Cuando llegué a uno de mis últimos refugios me abrió la puerta de la casa un niño al que pregunté cómo se llamaba, y me contestó Dylan Quillapongi Figueroa. Era, como su padre, ecuatoriano. De entrada vi, colgada en la pared, una guitarra que era como un símbolo de la casa, y recordé mi juventud y he pensado en la bruma y la realidad de la memoria, y la verdad es que he vuelto al tiempo pasado de la mano de un niño.

Y es que teníamos todos una nostalgia insatisfecha de la vida. Como en un tapiz evanescente, Bob Dylan volvía a escribir en la pizarra de una fantasía la intimidad de los sueños y nos ilusiona esa bruma, lo que la voz de Dylan nos sugería, y la voz nos llevaba a Misa. En esa nebulosa se confundían realidad y sueño. Pienso en mi generación, y es también memoria histórica, víspera de un gran gozo y de un mayor desengaño, y me gusta reflexionar sobre ese estado mental de presentimiento que revela una de las raíces del proceso del crecimiento del hombre. Era la música de un conglomerado en el que se fundían salmos de la Biblia y rimas de Rimbaud en el contexto de una melodía pegadiza del folclore.

Con sus posibilidades, esa edición de villancicos ha sido muy oportuna. Más que una fuga, representaba para nosotros un consuelo. Era, sí, una forma de volver a lo que estaba dentro de nosotros, aunque no lo deseábamos, y es que estábamos iniciando la búsqueda de los sueños y su realización.

Y en esas seguimos hasta que nos llega la muerte, pero, acaso, esos villancicos nos sirvan para soñar con el camino de vuelta e intentar de nuevo regresar a ese estado de plenitud del sentimiento de la potencia espiritual en la conciencia o la subconsciencia de todo ser humano que nos lleva de acá para allá intentando lograr cosas imposibles en la innovación y en el desarrollo, tratando inútilmente de ensanchar los límites de lo humano, porque no somos ángeles.

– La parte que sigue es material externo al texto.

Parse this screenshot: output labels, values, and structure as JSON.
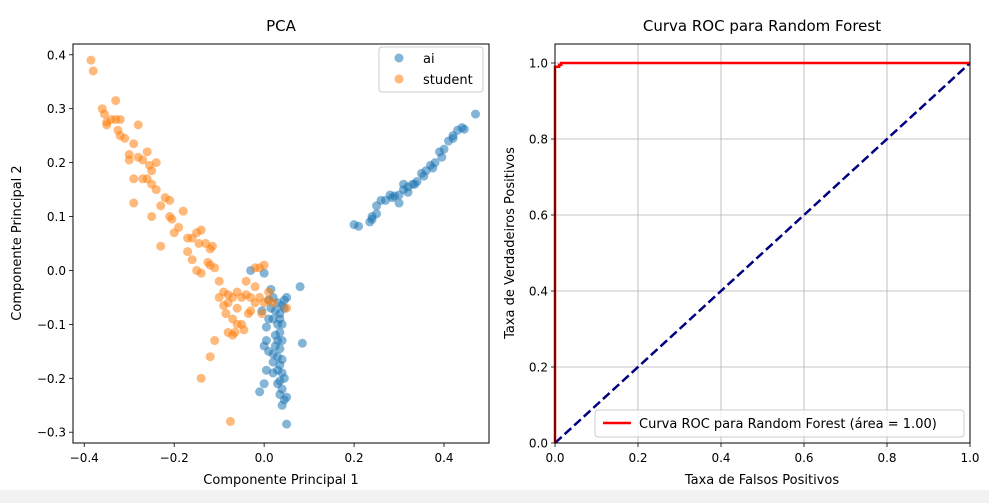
{
  "chart_data": [
    {
      "type": "scatter",
      "title": "PCA",
      "xlabel": "Componente Principal 1",
      "ylabel": "Componente Principal 2",
      "xlim": [
        -0.425,
        0.5
      ],
      "ylim": [
        -0.32,
        0.42
      ],
      "xticks": [
        -0.4,
        -0.2,
        0.0,
        0.2,
        0.4
      ],
      "xticklabels": [
        "−0.4",
        "−0.2",
        "0.0",
        "0.2",
        "0.4"
      ],
      "yticks": [
        -0.3,
        -0.2,
        -0.1,
        0.0,
        0.1,
        0.2,
        0.3,
        0.4
      ],
      "yticklabels": [
        "−0.3",
        "−0.2",
        "−0.1",
        "0.0",
        "0.1",
        "0.2",
        "0.3",
        "0.4"
      ],
      "grid": false,
      "legend": "upper right",
      "series": [
        {
          "name": "ai",
          "color": "#1f77b4",
          "points": [
            [
              0.47,
              0.29
            ],
            [
              0.44,
              0.265
            ],
            [
              0.43,
              0.26
            ],
            [
              0.42,
              0.25
            ],
            [
              0.41,
              0.24
            ],
            [
              0.4,
              0.225
            ],
            [
              0.39,
              0.22
            ],
            [
              0.395,
              0.21
            ],
            [
              0.38,
              0.2
            ],
            [
              0.37,
              0.195
            ],
            [
              0.36,
              0.185
            ],
            [
              0.355,
              0.175
            ],
            [
              0.35,
              0.18
            ],
            [
              0.34,
              0.165
            ],
            [
              0.33,
              0.16
            ],
            [
              0.32,
              0.155
            ],
            [
              0.31,
              0.15
            ],
            [
              0.3,
              0.14
            ],
            [
              0.29,
              0.138
            ],
            [
              0.285,
              0.135
            ],
            [
              0.28,
              0.14
            ],
            [
              0.26,
              0.13
            ],
            [
              0.25,
              0.12
            ],
            [
              0.25,
              0.105
            ],
            [
              0.24,
              0.1
            ],
            [
              0.235,
              0.09
            ],
            [
              0.2,
              0.085
            ],
            [
              0.21,
              0.082
            ],
            [
              0.3,
              0.125
            ],
            [
              0.32,
              0.145
            ],
            [
              0.335,
              0.16
            ],
            [
              0.375,
              0.19
            ],
            [
              0.42,
              0.245
            ],
            [
              0.445,
              0.262
            ],
            [
              0.31,
              0.16
            ],
            [
              0.27,
              0.13
            ],
            [
              0.24,
              0.095
            ],
            [
              0.08,
              -0.03
            ],
            [
              0.085,
              -0.135
            ],
            [
              -0.03,
              0.0
            ],
            [
              0.0,
              -0.005
            ],
            [
              0.05,
              -0.05
            ],
            [
              0.045,
              -0.055
            ],
            [
              0.04,
              -0.065
            ],
            [
              0.03,
              -0.06
            ],
            [
              0.02,
              -0.05
            ],
            [
              0.01,
              -0.055
            ],
            [
              0.015,
              -0.07
            ],
            [
              0.025,
              -0.075
            ],
            [
              0.035,
              -0.08
            ],
            [
              0.02,
              -0.09
            ],
            [
              0.03,
              -0.1
            ],
            [
              0.04,
              -0.1
            ],
            [
              0.035,
              -0.115
            ],
            [
              0.025,
              -0.12
            ],
            [
              0.03,
              -0.13
            ],
            [
              0.04,
              -0.13
            ],
            [
              0.035,
              -0.145
            ],
            [
              0.005,
              -0.13
            ],
            [
              0.0,
              -0.14
            ],
            [
              0.01,
              -0.15
            ],
            [
              0.02,
              -0.155
            ],
            [
              0.03,
              -0.16
            ],
            [
              0.04,
              -0.165
            ],
            [
              0.035,
              -0.175
            ],
            [
              0.03,
              -0.185
            ],
            [
              0.02,
              -0.19
            ],
            [
              0.04,
              -0.19
            ],
            [
              0.035,
              -0.205
            ],
            [
              0.03,
              -0.21
            ],
            [
              0.04,
              -0.22
            ],
            [
              0.035,
              -0.23
            ],
            [
              0.05,
              -0.235
            ],
            [
              0.045,
              -0.24
            ],
            [
              0.04,
              -0.25
            ],
            [
              0.05,
              -0.285
            ],
            [
              0.0,
              -0.21
            ],
            [
              -0.01,
              -0.225
            ],
            [
              0.005,
              -0.185
            ],
            [
              0.01,
              -0.09
            ],
            [
              -0.005,
              -0.075
            ],
            [
              0.015,
              -0.035
            ],
            [
              0.045,
              -0.07
            ],
            [
              0.035,
              -0.09
            ],
            [
              0.005,
              -0.105
            ],
            [
              0.025,
              -0.14
            ],
            [
              0.02,
              -0.17
            ],
            [
              0.045,
              -0.2
            ]
          ]
        },
        {
          "name": "student",
          "color": "#ff7f0e",
          "points": [
            [
              -0.385,
              0.39
            ],
            [
              -0.38,
              0.37
            ],
            [
              -0.36,
              0.3
            ],
            [
              -0.355,
              0.29
            ],
            [
              -0.34,
              0.28
            ],
            [
              -0.35,
              0.275
            ],
            [
              -0.33,
              0.315
            ],
            [
              -0.325,
              0.26
            ],
            [
              -0.32,
              0.25
            ],
            [
              -0.31,
              0.245
            ],
            [
              -0.32,
              0.28
            ],
            [
              -0.3,
              0.215
            ],
            [
              -0.3,
              0.205
            ],
            [
              -0.29,
              0.235
            ],
            [
              -0.28,
              0.21
            ],
            [
              -0.27,
              0.205
            ],
            [
              -0.26,
              0.22
            ],
            [
              -0.255,
              0.195
            ],
            [
              -0.25,
              0.185
            ],
            [
              -0.26,
              0.17
            ],
            [
              -0.25,
              0.16
            ],
            [
              -0.24,
              0.15
            ],
            [
              -0.28,
              0.27
            ],
            [
              -0.29,
              0.17
            ],
            [
              -0.29,
              0.125
            ],
            [
              -0.25,
              0.1
            ],
            [
              -0.23,
              0.12
            ],
            [
              -0.22,
              0.135
            ],
            [
              -0.21,
              0.1
            ],
            [
              -0.205,
              0.095
            ],
            [
              -0.19,
              0.08
            ],
            [
              -0.2,
              0.07
            ],
            [
              -0.18,
              0.11
            ],
            [
              -0.17,
              0.06
            ],
            [
              -0.16,
              0.06
            ],
            [
              -0.15,
              0.07
            ],
            [
              -0.145,
              0.05
            ],
            [
              -0.14,
              0.075
            ],
            [
              -0.13,
              0.05
            ],
            [
              -0.12,
              0.04
            ],
            [
              -0.115,
              0.045
            ],
            [
              -0.125,
              0.015
            ],
            [
              -0.12,
              0.01
            ],
            [
              -0.14,
              -0.005
            ],
            [
              -0.15,
              0.0
            ],
            [
              -0.16,
              0.02
            ],
            [
              -0.17,
              0.035
            ],
            [
              -0.11,
              0.005
            ],
            [
              -0.1,
              -0.02
            ],
            [
              -0.09,
              -0.04
            ],
            [
              -0.08,
              -0.045
            ],
            [
              -0.07,
              -0.05
            ],
            [
              -0.06,
              -0.04
            ],
            [
              -0.05,
              -0.05
            ],
            [
              -0.04,
              -0.045
            ],
            [
              -0.03,
              -0.05
            ],
            [
              -0.02,
              -0.06
            ],
            [
              -0.01,
              -0.05
            ],
            [
              0.0,
              -0.06
            ],
            [
              0.01,
              -0.055
            ],
            [
              0.02,
              -0.06
            ],
            [
              0.05,
              -0.07
            ],
            [
              -0.08,
              -0.06
            ],
            [
              -0.085,
              -0.08
            ],
            [
              -0.07,
              -0.09
            ],
            [
              -0.06,
              -0.1
            ],
            [
              -0.05,
              -0.1
            ],
            [
              -0.045,
              -0.11
            ],
            [
              -0.065,
              -0.115
            ],
            [
              -0.08,
              -0.115
            ],
            [
              -0.07,
              -0.12
            ],
            [
              -0.12,
              -0.16
            ],
            [
              -0.11,
              -0.13
            ],
            [
              -0.14,
              -0.2
            ],
            [
              -0.075,
              -0.28
            ],
            [
              -0.23,
              0.045
            ],
            [
              -0.01,
              0.005
            ],
            [
              0.0,
              0.01
            ],
            [
              -0.02,
              0.005
            ],
            [
              -0.04,
              -0.02
            ],
            [
              -0.035,
              -0.08
            ],
            [
              -0.005,
              -0.08
            ],
            [
              -0.1,
              -0.05
            ],
            [
              -0.09,
              -0.065
            ],
            [
              -0.06,
              -0.07
            ],
            [
              -0.03,
              -0.075
            ],
            [
              -0.02,
              -0.03
            ],
            [
              0.01,
              -0.04
            ],
            [
              -0.21,
              0.13
            ],
            [
              -0.24,
              0.2
            ],
            [
              -0.27,
              0.17
            ],
            [
              -0.33,
              0.28
            ],
            [
              -0.35,
              0.27
            ]
          ]
        }
      ]
    },
    {
      "type": "line",
      "title": "Curva ROC para Random Forest",
      "xlabel": "Taxa de Falsos Positivos",
      "ylabel": "Taxa de Verdadeiros Positivos",
      "xlim": [
        0.0,
        1.0
      ],
      "ylim": [
        0.0,
        1.05
      ],
      "xticks": [
        0.0,
        0.2,
        0.4,
        0.6,
        0.8,
        1.0
      ],
      "xticklabels": [
        "0.0",
        "0.2",
        "0.4",
        "0.6",
        "0.8",
        "1.0"
      ],
      "yticks": [
        0.0,
        0.2,
        0.4,
        0.6,
        0.8,
        1.0
      ],
      "yticklabels": [
        "0.0",
        "0.2",
        "0.4",
        "0.6",
        "0.8",
        "1.0"
      ],
      "grid": true,
      "legend": "lower right",
      "series": [
        {
          "name": "Curva ROC para Random Forest (área = 1.00)",
          "color": "#ff0000",
          "x": [
            0.0,
            0.0,
            0.0,
            0.01,
            0.01,
            0.015,
            0.015,
            1.0
          ],
          "y": [
            0.0,
            0.98,
            0.99,
            0.99,
            0.995,
            0.995,
            1.0,
            1.0
          ]
        },
        {
          "color": "#000080",
          "dashed": true,
          "x": [
            0.0,
            1.0
          ],
          "y": [
            0.0,
            1.0
          ]
        }
      ]
    }
  ]
}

En la Universidad hemos estado largo tiempo desterrados, porque el conocimiento sustituye el éxtasis de la sensibilidad cotidiana, pero el espíritu se rebela contra toda suerte de limitación y es necesario soñar aunque sea con una corazonada que es una especie de ilusión inducida. Entonces, al oír a Dylan en los villancicos soñamos con el «uer aeternus».

La memoria nos sorprende con las pesadillas, memoria de la muerte cotidiana que nos atormenta en vano, pero la vida es sueño y pesadilla. No es otra cosa.